Il 1939 è un anno di gloria, per le Canzoni della Fronda. Esce infatti “Maramao perchè sei morto“, con testo ad opera di Mario Panzeri: canzonetta allegra che si attira l’attenzione dei censori quando alcuni studenti affiggono alcuni versi della canzone ai piedi dell’erigendo monumento funebre del gerarca Costanzo Ciano, consuocero del Duce. Maramao come Ciano?: nulla, nel testo, lo lascia intendere apertamente: ma, si sa, la paranoia è abilissima a inventarsi strane connessioni… Connessioni che, in questo caso, potrebbero comunque esserci: il refrain ha infatti radici popolaresche molto remote e sovente a scherno dei potenti, tanto che lo usò pure il poeta romanesco Giuseppe Belli per “commemorare” la morte di Pio VIII! Un chiaro caso, dicono quelli bravi, di “eterogenesi dei fini”.
Sempre nel ’39, e sempre dalla penna di Panzeri, esce uno dei capisaldi delle Canzoni della Fronda: “Pippo non lo sa“. Chi mai potrebbe essere, sospettano i censori, il “Pippo” che “quando passa ride tutta la città“, e che “si crede bello come un Apollo, e saltella come un pollo“, se non il gerarca Achille Starace, famoso per le divise gallonate, il portamento impettito e la prosopopea al limite del ridicolo?
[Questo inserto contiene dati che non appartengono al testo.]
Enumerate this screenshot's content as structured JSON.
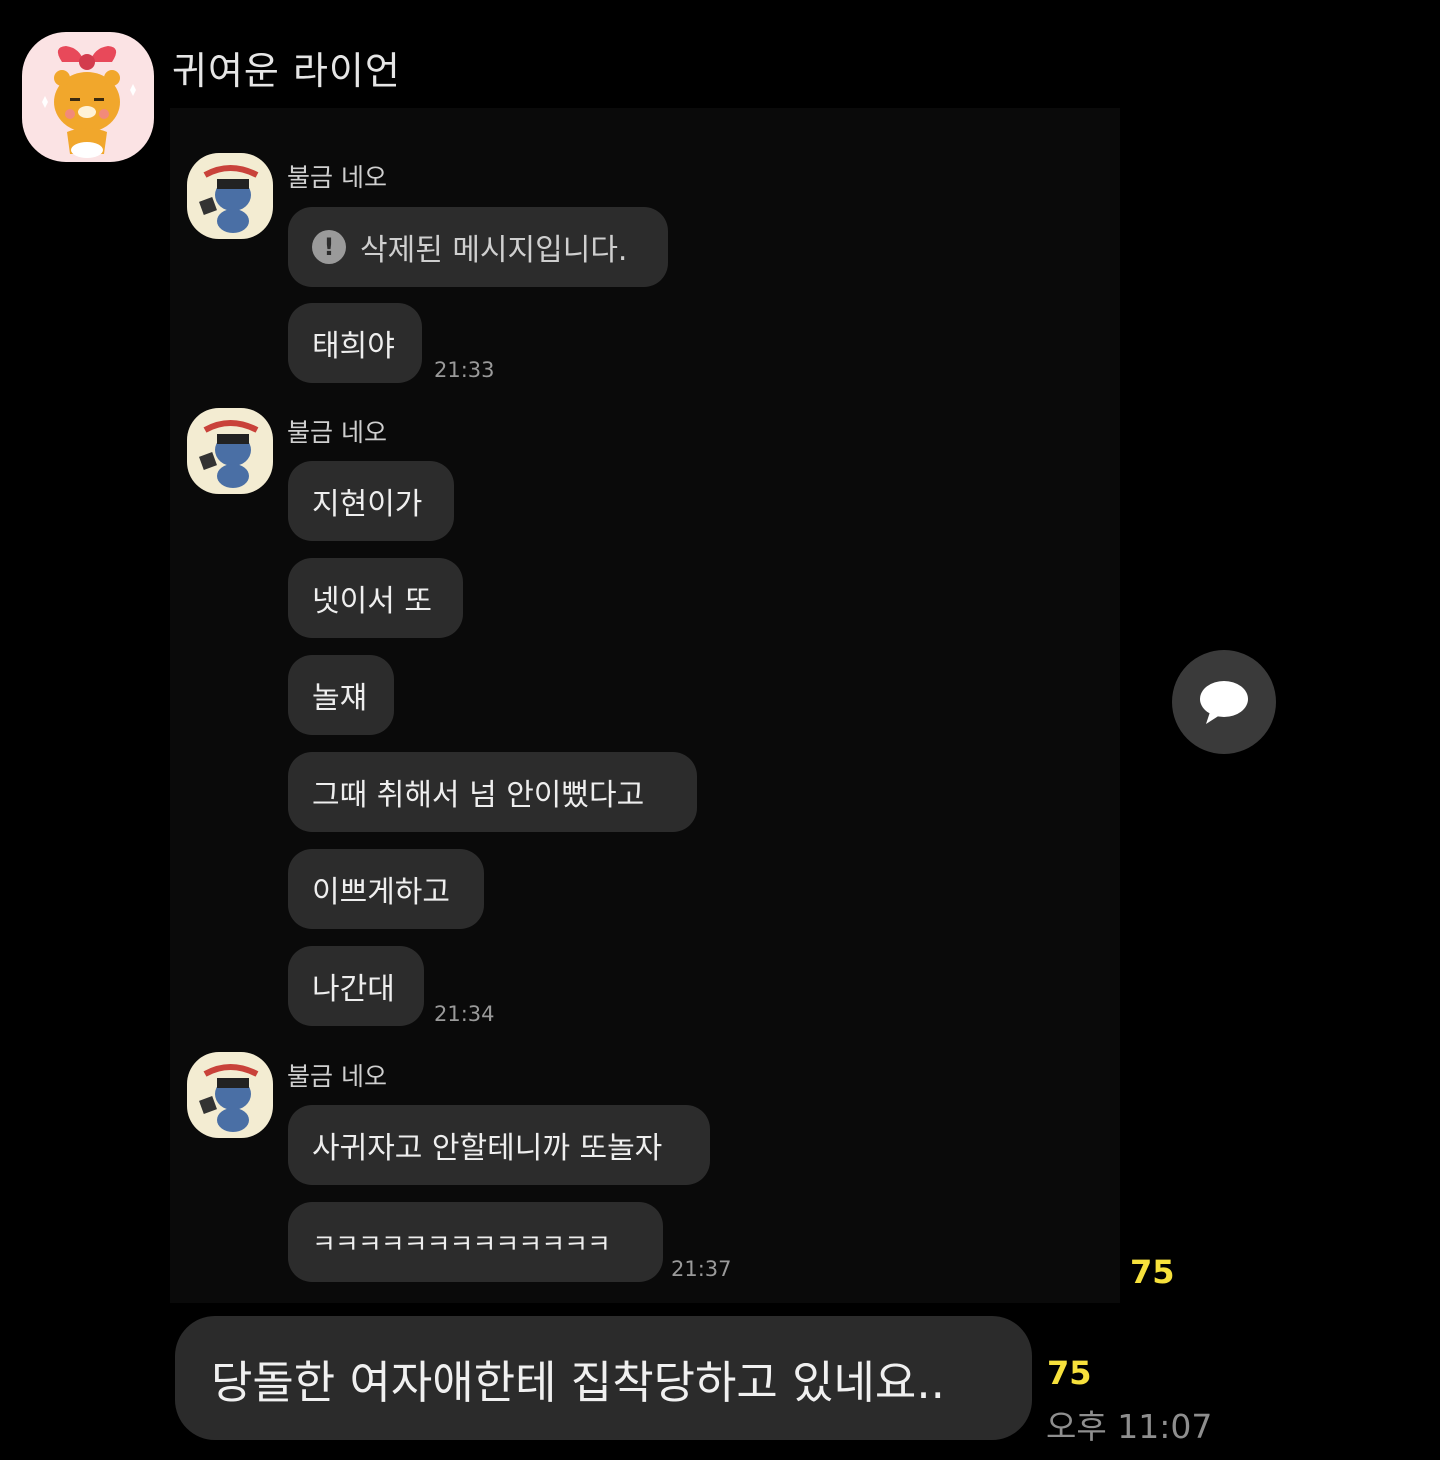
{
  "chat": {
    "title": "귀여운 라이언"
  },
  "embedded": {
    "groups": [
      {
        "sender": "불금 네오",
        "deleted_text": "삭제된 메시지입니다.",
        "messages": [
          "태희야"
        ],
        "time": "21:33"
      },
      {
        "sender": "불금 네오",
        "messages": [
          "지현이가",
          "넷이서 또",
          "놀쟤",
          "그때 취해서 넘 안이뻤다고",
          "이쁘게하고",
          "나간대"
        ],
        "time": "21:34"
      },
      {
        "sender": "불금 네오",
        "messages": [
          "사귀자고 안할테니까 또놀자",
          "ㅋㅋㅋㅋㅋㅋㅋㅋㅋㅋㅋㅋㅋ"
        ],
        "time": "21:37"
      }
    ],
    "unread_count": "75"
  },
  "my_message": {
    "text": "당돌한 여자애한테 집착당하고 있네요..",
    "unread_count": "75",
    "time": "오후 11:07"
  },
  "icons": {
    "chat_bubble": "speech-bubble-icon",
    "warning": "exclamation-icon"
  },
  "colors": {
    "background": "#000000",
    "bubble": "#2c2c2c",
    "unread": "#f7e13c"
  }
}
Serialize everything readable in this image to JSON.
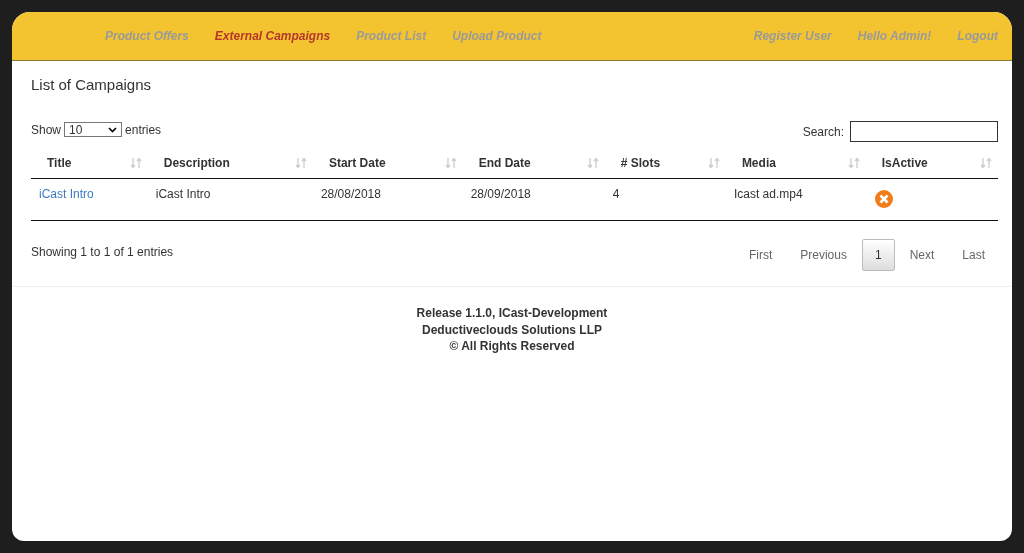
{
  "nav_left": [
    {
      "label": "Product Offers",
      "selected": false
    },
    {
      "label": "External Campaigns",
      "selected": true
    },
    {
      "label": "Product List",
      "selected": false
    },
    {
      "label": "Upload Product",
      "selected": false
    }
  ],
  "nav_right": [
    "Register User",
    "Hello Admin!",
    "Logout"
  ],
  "page_title": "List of Campaigns",
  "length_menu": {
    "before": "Show",
    "value": "10",
    "after": "entries"
  },
  "search": {
    "label": "Search:"
  },
  "table": {
    "columns": [
      "Title",
      "Description",
      "Start Date",
      "End Date",
      "# Slots",
      "Media",
      "IsActive"
    ],
    "rows": [
      {
        "title": "iCast Intro",
        "description": "iCast Intro",
        "start_date": "28/08/2018",
        "end_date": "28/09/2018",
        "slots": "4",
        "media": "Icast ad.mp4",
        "active": false
      }
    ]
  },
  "info": "Showing 1 to 1 of 1 entries",
  "pagination": [
    {
      "label": "First",
      "selected": false
    },
    {
      "label": "Previous",
      "selected": false
    },
    {
      "label": "1",
      "selected": true
    },
    {
      "label": "Next",
      "selected": false
    },
    {
      "label": "Last",
      "selected": false
    }
  ],
  "footer": [
    "Release 1.1.0, ICast-Development",
    "Deductiveclouds Solutions LLP",
    "© All Rights Reserved"
  ]
}
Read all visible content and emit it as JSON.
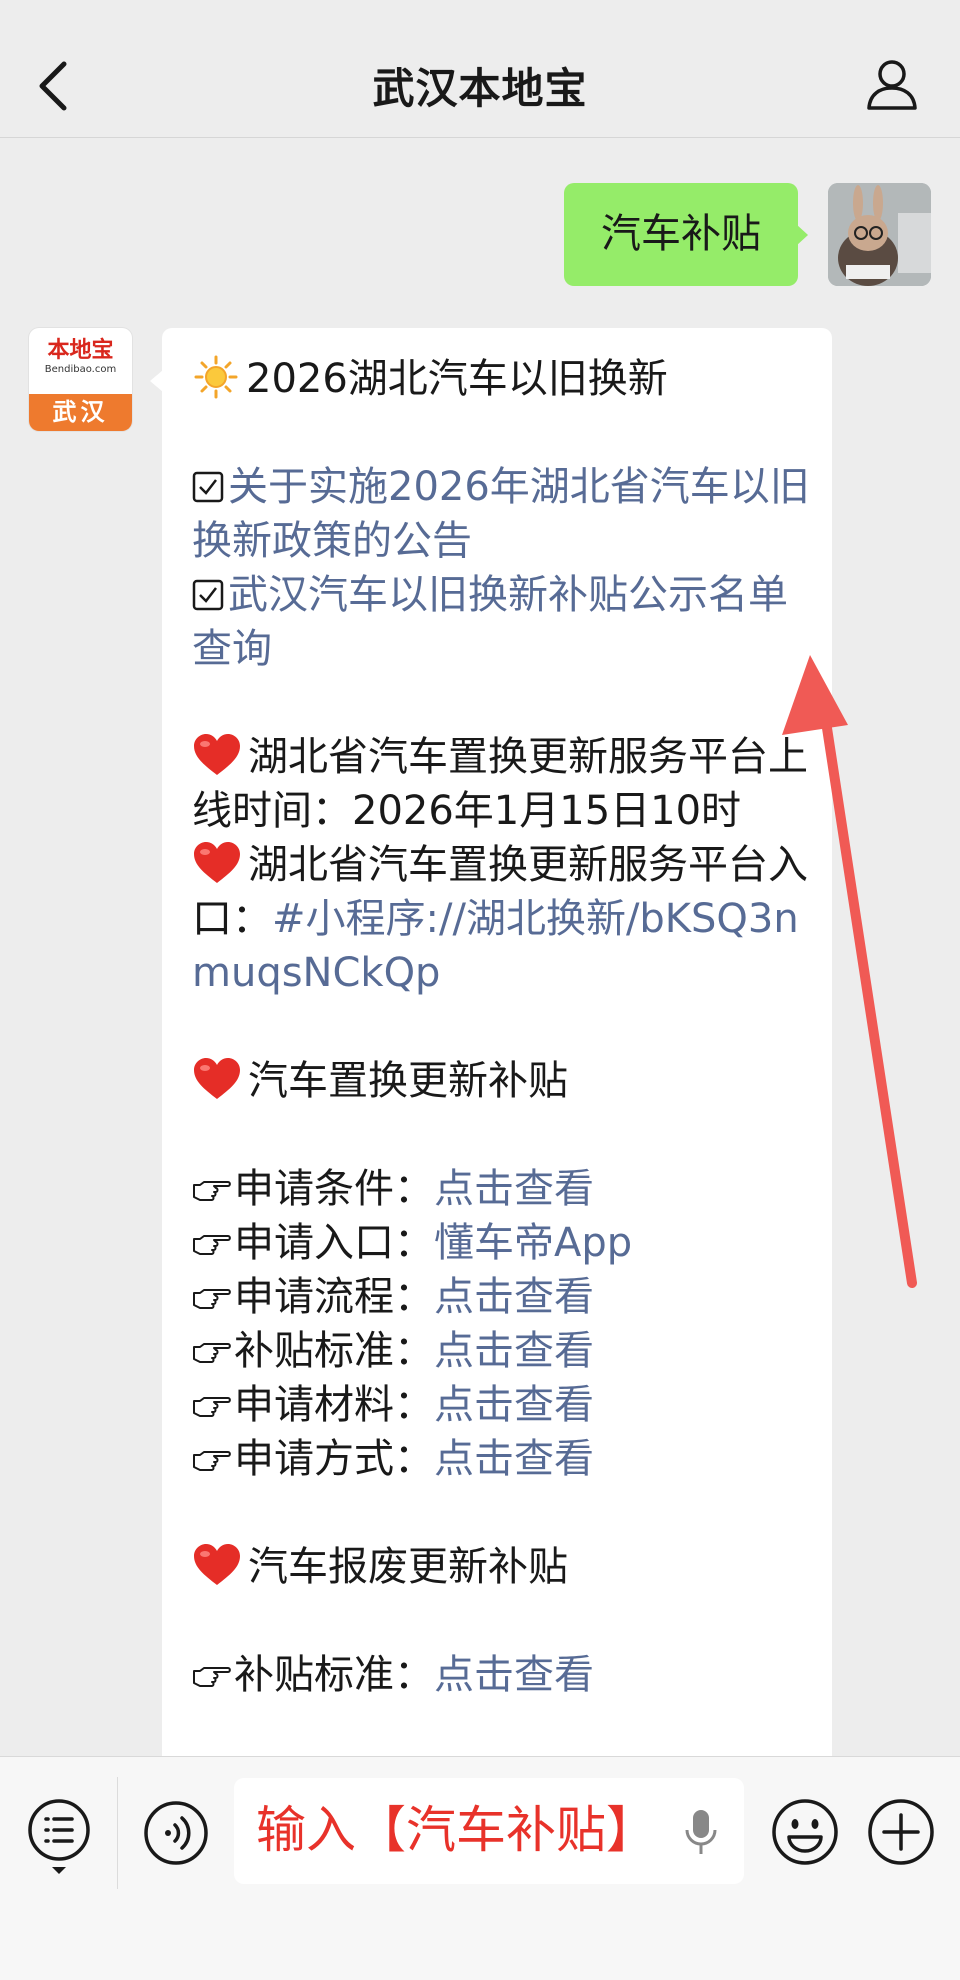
{
  "header": {
    "title": "武汉本地宝",
    "back_icon": "chevron-left-icon",
    "profile_icon": "person-icon"
  },
  "outgoing": {
    "text": "汽车补贴",
    "bubble_color": "#95ec69"
  },
  "sender_avatar": {
    "brand": "本地宝",
    "domain": "Bendibao.com",
    "city": "武汉",
    "city_color": "#ee7a2e"
  },
  "message": {
    "heading": "2026湖北汽车以旧换新",
    "links": [
      "关于实施2026年湖北省汽车以旧换新政策的公告",
      "武汉汽车以旧换新补贴公示名单查询"
    ],
    "platform_time_label": "湖北省汽车置换更新服务平台上线时间：",
    "platform_time_value": "2026年1月15日10时",
    "platform_entry_label": "湖北省汽车置换更新服务平台入口：",
    "platform_entry_link": "#小程序://湖北换新/bKSQ3nmuqsNCkQp",
    "section1_title": "汽车置换更新补贴",
    "section1_items": [
      {
        "label": "申请条件：",
        "link": "点击查看"
      },
      {
        "label": "申请入口：",
        "link": "懂车帝App"
      },
      {
        "label": "申请流程：",
        "link": "点击查看"
      },
      {
        "label": "补贴标准：",
        "link": "点击查看"
      },
      {
        "label": "申请材料：",
        "link": "点击查看"
      },
      {
        "label": "申请方式：",
        "link": "点击查看"
      }
    ],
    "section2_title": "汽车报废更新补贴",
    "section2_items": [
      {
        "label": "补贴标准：",
        "link": "点击查看"
      }
    ],
    "link_color": "#576b95"
  },
  "annotation": {
    "arrow_color": "#f05a55"
  },
  "bottom_bar": {
    "input_text": "输入【汽车补贴】",
    "input_text_color": "#e8322a",
    "icons": [
      "menu-icon",
      "voice-icon",
      "mic-icon",
      "emoji-icon",
      "plus-icon"
    ]
  }
}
Quello stesso Starace che fu l’ideatore della “fascistizzazione” delle genti, con tanto di “sabato fascista”, “saluto romano”, il “voi” e le follie linguistiche di cui ho parlato nel primo post. Se persino il censore sospettò una sovrapposizione fra il buffo Pippo e il tronfio gerarca, è perché evidentemente tanto rispettato Starace non era: tanto che persino Mussolini, a un certo punto, lo mise da parte. E invece, di nuovo, no: Panzeri, anni dopo, conferma Pippo non era lui, ma il maestro musicale Pippo Barzizza, con cui Kramer aveva avuto un diverbio!
Ultimo, ma chiarissimo, caso di Canzone della Fronda, è la popolare marcetta “Il tamburo della banda d’Affori” (1942), con testo di… Panzeri, il gran birichino! Le allusioni, questa volta, sono chiarissime: “la banda d’Affori […] cinquecento cinquanta pifferi” rievoca, in modo palese, i 550 componenti della Camera dei Fasci: il suo Duce è “il tamburo principale” il capobanda che ha “i bottoni d’or, che rubacuor!” ma che, grezzo come pochi, “confonde il Trovator con la Semiramide“; e il corteo “coi bastoni a penzolon” richiama le squadracce armate di manganello.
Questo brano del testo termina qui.